109 Noi eravamo ancora al tronco attesi,
credendo ch’altro ne volesse dire,
quando noi fummo d’un romor sorpresi,
112 similemente a colui che venire
sente ’l porco e la caccia a la sua posta,
ch’ode le bestie, e le frasche stormire.
115 Ed ecco due da la sinistra costa,
nudi e graffiati, fuggendo sì forte,
che de la selva rompieno ogne rosta.
118 Quel dinanzi: «Or accorri, accorri, morte!».
E l’altro, cui pareva tardar troppo,
gridava: «Lano, sì non furo accorte
121 le gambe tue a le giostre dal Toppo!».

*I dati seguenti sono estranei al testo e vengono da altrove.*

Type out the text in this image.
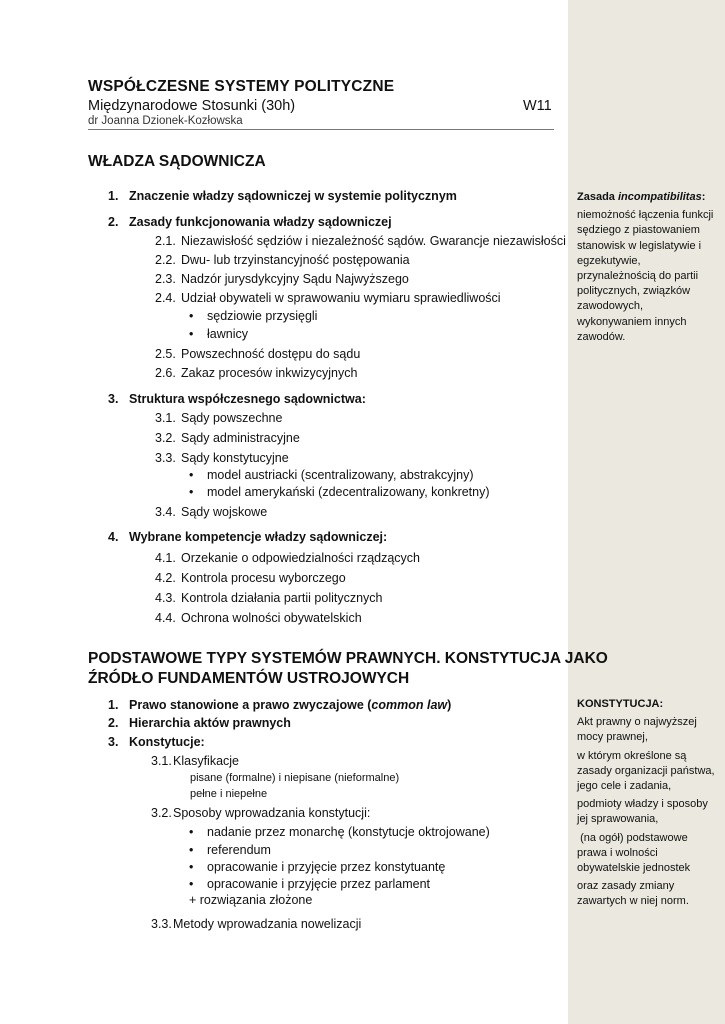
WSPÓŁCZESNE SYSTEMY POLITYCZNE
Międzynarodowe Stosunki (30h)	W11
dr Joanna Dzionek-Kozłowska
WŁADZA SĄDOWNICZA
1. Znaczenie władzy sądowniczej w systemie politycznym
2. Zasady funkcjonowania władzy sądowniczej
2.1. Niezawisłość sędziów i niezależność sądów. Gwarancje niezawisłości
2.2. Dwu- lub trzyinstancyjność postępowania
2.3. Nadzór jurysdykcyjny Sądu Najwyższego
2.4. Udział obywateli w sprawowaniu wymiaru sprawiedliwości
• sędziowie przysięgli
• ławnicy
2.5. Powszechność dostępu do sądu
2.6. Zakaz procesów inkwizycyjnych
3. Struktura współczesnego sądownictwa:
3.1. Sądy powszechne
3.2. Sądy administracyjne
3.3. Sądy konstytucyjne
• model austriacki (scentralizowany, abstrakcyjny)
• model amerykański (zdecentralizowany, konkretny)
3.4. Sądy wojskowe
4. Wybrane kompetencje władzy sądowniczej:
4.1. Orzekanie o odpowiedzialności rządzących
4.2. Kontrola procesu wyborczego
4.3. Kontrola działania partii politycznych
4.4. Ochrona wolności obywatelskich
PODSTAWOWE TYPY SYSTEMÓW PRAWNYCH. KONSTYTUCJA JAKO
ŹRÓDŁO FUNDAMENTÓW USTROJOWYCH
1. Prawo stanowione a prawo zwyczajowe (common law)
2. Hierarchia aktów prawnych
3. Konstytucje:
3.1. Klasyfikacje
pisane (formalne) i niepisane (nieformalne)
pełne i niepełne
3.2. Sposoby wprowadzania konstytucji:
• nadanie przez monarchę (konstytucje oktrojowane)
• referendum
• opracowanie i przyjęcie przez konstytuantę
• opracowanie i przyjęcie przez parlament
+ rozwiązania złożone
3.3. Metody wprowadzania nowelizacji
Zasada incompatibilitas:
niemożność łączenia funkcji sędziego z piastowaniem stanowisk w legislatywie i egzekutywie, przynależnością do partii politycznych, związków zawodowych, wykonywaniem innych zawodów.
KONSTYTUCJA:
Akt prawny o najwyższej mocy prawnej,
w którym określone są zasady organizacji państwa, jego cele i zadania,
podmioty władzy i sposoby jej sprawowania,
(na ogół) podstawowe prawa i wolności obywatelskie jednostek
oraz zasady zmiany zawartych w niej norm.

E poi che forse li fallia la lena,
di sé e d’un cespuglio fece un groppo.
124 Di rietro a loro era la selva piena
di nere cagne, bramose e correnti
come veltri ch’uscisser di catena.
127 In quel che s’appiattò miser li denti,
e quel dilaceraro a brano a brano;
poi sen portar quelle membra dolenti.
130 Presemi allor la mia scorta per mano,
e menommi al cespuglio che piangea
per le rotture sanguinenti in vano.
133 «O Iacopo», dicea, «da Santo Andrea,
che t’è giovato di me fare schermo?
che colpa ho io de la tua vita rea?».
136 Quando ’l maestro fu sovr’ esso fermo,
disse: «Chi fosti, che per tante punte
soffi con sangue doloroso sermo?».
139 Ed elli a noi: «O anime che giunte
siete a veder lo strazio disonesto
c’ha le mie fronde sì da me disgiunte,
142 raccoglietele al piè del tristo cesto.
I’ fui de la città che nel Batista
mutò ’l primo padrone; ond’ ei per questo
145 sempre con l’arte sua la farà trista;
e se non fosse che ’n sul passo d’Arno
rimane ancor di lui alcuna vista,
148 que’ cittadin che poi la rifondarno
sovra ’l cener che d’Attila rimase,
avrebber fatto lavorare indarno.
151 Io fei giubetto a me de le mie case».